I think its finally done
Sunday. 6.18.06 11:58 pm
I think I've finally reached the goal that I've been trying to reach for the past year. I think I'm finally over David. When I work with him I don't feel anything towards him. When I talk to him, there's nothing there. I don't think about him outside of work. I don't think about going out with him anymore. And even more importantly, I don't really give shit when he hugs one of the other girls at work. I don't care whether he likes them or not. Its just not there anymore. Thank the Lord. I've been trying to get over him for over a year. And now its finally happened. It feels so good to not like him in that way. It actually feels really good right now to not like anyone. I'm very happy being single and I don't want to even think about getting invlolved with anyone. Only one person and he's just simply in my dreams. Just for fun almost. And if you've read the other entries then you know who. I'll give you a hint: Tourgasm! I love that new 'documentary' series on HBO. All four of them are hilarious. If you aren't watching it you need to. I don't care if you don't like stand up too much cuz its not all stand up. Its like I said a documentary-type series. Anywho, I don't really have much else to say. I'll get on again sooner or later.

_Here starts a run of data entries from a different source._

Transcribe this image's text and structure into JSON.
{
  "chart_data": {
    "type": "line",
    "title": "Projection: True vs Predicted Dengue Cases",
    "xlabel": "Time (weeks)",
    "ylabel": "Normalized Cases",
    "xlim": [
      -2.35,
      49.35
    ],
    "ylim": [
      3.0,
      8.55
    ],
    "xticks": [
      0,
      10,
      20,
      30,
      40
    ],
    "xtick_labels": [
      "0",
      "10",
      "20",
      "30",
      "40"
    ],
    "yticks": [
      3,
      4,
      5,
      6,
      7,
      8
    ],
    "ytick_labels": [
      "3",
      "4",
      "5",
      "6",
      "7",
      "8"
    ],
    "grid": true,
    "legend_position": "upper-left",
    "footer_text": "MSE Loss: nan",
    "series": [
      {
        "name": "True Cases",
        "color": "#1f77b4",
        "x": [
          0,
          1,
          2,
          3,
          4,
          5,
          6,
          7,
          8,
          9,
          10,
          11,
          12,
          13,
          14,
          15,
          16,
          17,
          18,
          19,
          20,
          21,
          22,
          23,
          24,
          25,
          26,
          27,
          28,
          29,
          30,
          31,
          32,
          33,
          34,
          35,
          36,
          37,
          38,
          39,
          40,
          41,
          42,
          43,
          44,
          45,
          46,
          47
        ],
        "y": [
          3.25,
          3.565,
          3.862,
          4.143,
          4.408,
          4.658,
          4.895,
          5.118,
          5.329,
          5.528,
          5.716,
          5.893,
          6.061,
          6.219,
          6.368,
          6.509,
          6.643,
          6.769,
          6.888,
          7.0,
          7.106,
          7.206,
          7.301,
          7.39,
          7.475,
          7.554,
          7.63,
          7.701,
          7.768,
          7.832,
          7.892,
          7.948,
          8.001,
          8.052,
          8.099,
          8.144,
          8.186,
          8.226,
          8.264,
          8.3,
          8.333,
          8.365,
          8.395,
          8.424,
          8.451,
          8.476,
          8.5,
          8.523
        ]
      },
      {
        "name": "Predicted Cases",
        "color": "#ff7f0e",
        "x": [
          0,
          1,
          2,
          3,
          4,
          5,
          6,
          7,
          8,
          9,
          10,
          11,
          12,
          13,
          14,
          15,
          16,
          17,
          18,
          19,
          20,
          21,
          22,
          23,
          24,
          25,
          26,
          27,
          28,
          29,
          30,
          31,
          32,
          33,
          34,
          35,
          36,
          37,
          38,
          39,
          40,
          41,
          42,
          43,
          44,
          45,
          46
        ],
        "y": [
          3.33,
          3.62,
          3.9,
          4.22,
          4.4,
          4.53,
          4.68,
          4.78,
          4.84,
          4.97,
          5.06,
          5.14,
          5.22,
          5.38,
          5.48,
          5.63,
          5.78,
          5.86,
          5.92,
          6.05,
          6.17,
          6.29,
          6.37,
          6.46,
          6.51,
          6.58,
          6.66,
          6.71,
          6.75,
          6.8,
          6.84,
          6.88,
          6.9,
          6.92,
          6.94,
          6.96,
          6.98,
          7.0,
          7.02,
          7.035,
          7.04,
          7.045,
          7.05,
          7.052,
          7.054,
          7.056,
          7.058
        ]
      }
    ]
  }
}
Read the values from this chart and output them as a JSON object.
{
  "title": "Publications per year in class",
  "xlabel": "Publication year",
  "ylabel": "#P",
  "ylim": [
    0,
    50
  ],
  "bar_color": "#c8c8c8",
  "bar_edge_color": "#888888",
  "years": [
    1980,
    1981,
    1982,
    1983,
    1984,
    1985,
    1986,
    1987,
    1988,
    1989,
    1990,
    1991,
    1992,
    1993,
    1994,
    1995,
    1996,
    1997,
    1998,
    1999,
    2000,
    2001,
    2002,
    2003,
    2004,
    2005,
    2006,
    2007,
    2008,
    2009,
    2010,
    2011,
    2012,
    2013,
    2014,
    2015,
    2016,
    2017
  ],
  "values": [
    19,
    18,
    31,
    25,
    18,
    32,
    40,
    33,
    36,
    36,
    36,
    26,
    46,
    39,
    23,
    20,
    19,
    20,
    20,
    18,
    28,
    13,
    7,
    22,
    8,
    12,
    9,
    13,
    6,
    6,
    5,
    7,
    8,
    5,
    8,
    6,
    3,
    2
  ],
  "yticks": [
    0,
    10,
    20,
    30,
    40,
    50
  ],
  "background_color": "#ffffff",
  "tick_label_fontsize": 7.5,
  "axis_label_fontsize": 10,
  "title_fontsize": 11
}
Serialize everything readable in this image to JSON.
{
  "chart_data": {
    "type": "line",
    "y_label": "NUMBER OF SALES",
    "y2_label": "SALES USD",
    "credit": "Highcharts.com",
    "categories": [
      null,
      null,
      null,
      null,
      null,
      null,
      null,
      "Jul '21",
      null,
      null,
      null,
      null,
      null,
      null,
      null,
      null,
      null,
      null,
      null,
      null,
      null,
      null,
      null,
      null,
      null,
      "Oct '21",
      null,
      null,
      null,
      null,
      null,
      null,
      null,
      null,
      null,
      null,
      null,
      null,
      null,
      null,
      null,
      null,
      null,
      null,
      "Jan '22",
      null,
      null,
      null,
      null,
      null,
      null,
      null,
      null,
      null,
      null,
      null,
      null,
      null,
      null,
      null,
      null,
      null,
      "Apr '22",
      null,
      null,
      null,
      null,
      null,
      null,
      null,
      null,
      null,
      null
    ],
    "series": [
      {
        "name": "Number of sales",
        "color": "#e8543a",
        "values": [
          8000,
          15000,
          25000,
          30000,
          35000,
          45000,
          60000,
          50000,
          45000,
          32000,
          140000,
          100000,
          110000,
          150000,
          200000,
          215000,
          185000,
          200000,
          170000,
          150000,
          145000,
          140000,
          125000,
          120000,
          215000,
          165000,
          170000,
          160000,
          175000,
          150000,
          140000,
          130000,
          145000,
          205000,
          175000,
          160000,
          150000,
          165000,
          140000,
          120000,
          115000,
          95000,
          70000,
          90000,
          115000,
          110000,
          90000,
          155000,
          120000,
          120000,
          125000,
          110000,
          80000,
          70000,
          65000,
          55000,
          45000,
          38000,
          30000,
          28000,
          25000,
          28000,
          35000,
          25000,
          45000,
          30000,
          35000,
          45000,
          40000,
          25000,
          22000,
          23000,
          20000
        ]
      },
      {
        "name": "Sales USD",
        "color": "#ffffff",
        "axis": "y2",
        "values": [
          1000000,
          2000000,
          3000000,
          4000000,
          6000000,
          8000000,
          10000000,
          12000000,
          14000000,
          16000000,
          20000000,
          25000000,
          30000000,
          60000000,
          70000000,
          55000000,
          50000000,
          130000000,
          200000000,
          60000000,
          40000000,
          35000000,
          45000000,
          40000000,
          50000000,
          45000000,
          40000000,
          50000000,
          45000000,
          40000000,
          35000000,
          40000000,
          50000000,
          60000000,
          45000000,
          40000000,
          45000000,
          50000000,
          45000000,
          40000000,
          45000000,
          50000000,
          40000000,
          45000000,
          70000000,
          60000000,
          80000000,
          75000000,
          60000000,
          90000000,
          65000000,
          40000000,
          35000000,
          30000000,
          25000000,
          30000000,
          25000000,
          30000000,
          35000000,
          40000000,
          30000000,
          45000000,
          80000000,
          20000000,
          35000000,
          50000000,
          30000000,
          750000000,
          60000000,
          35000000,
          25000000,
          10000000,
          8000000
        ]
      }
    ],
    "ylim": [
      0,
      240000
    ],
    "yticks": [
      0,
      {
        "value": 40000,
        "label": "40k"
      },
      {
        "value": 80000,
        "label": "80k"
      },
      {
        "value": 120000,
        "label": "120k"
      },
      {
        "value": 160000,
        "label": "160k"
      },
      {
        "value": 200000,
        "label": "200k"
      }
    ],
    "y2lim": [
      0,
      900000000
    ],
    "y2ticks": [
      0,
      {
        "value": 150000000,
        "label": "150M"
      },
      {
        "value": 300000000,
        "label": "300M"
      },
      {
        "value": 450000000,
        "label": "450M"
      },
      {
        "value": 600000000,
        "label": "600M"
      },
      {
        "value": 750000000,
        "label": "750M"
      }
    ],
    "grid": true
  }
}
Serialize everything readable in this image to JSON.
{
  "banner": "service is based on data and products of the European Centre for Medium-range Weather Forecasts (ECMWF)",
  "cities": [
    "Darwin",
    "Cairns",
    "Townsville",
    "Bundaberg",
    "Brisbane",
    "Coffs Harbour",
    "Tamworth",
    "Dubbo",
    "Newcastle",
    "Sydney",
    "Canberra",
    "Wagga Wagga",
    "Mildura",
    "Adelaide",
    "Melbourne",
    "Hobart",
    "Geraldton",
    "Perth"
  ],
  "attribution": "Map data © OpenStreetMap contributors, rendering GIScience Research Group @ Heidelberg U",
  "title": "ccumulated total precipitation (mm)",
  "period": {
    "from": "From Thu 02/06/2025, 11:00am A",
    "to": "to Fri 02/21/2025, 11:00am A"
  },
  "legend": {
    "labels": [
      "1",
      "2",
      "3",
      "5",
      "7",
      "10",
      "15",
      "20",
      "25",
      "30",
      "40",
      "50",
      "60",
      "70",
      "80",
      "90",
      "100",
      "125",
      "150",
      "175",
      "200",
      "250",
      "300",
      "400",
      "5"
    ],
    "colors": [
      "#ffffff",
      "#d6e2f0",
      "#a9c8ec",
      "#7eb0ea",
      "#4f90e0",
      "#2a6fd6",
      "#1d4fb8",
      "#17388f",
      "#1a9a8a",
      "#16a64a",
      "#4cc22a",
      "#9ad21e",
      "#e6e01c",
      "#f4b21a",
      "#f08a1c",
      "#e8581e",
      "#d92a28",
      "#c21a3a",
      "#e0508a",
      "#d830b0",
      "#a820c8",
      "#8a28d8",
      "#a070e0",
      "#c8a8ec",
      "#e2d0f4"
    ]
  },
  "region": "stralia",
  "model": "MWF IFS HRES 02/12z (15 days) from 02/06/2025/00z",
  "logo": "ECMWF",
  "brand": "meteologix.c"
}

Thursday. 6.15.06 10:58 pm
I'm not sure why I suddenly don't like David, or why I don't want to talk to him or see him. I mean sure I still care about him, but I just don't want to have anything to do with him. Today kinda proved why I don't want to leave any of my shit up at work. He saw one of the stuffed animals that Lance had won and thinking it was mine he ripped its head off and hung it in the walk-in. I don't get it. What did I don to him to deserve this kind of treatment. The shit that I go through. Its not worth it anymore. I want to know a way to get him to leave me alone. But I have no clue how. Maybe if I ignore him, he'll stop. Then again same senario, he might do more shit to me to get attention. To get me to react to the shit he's doing. Whatever. I have to open tomorrow. I don't want to. Its money though. I don't know what else to say so I'll write again later.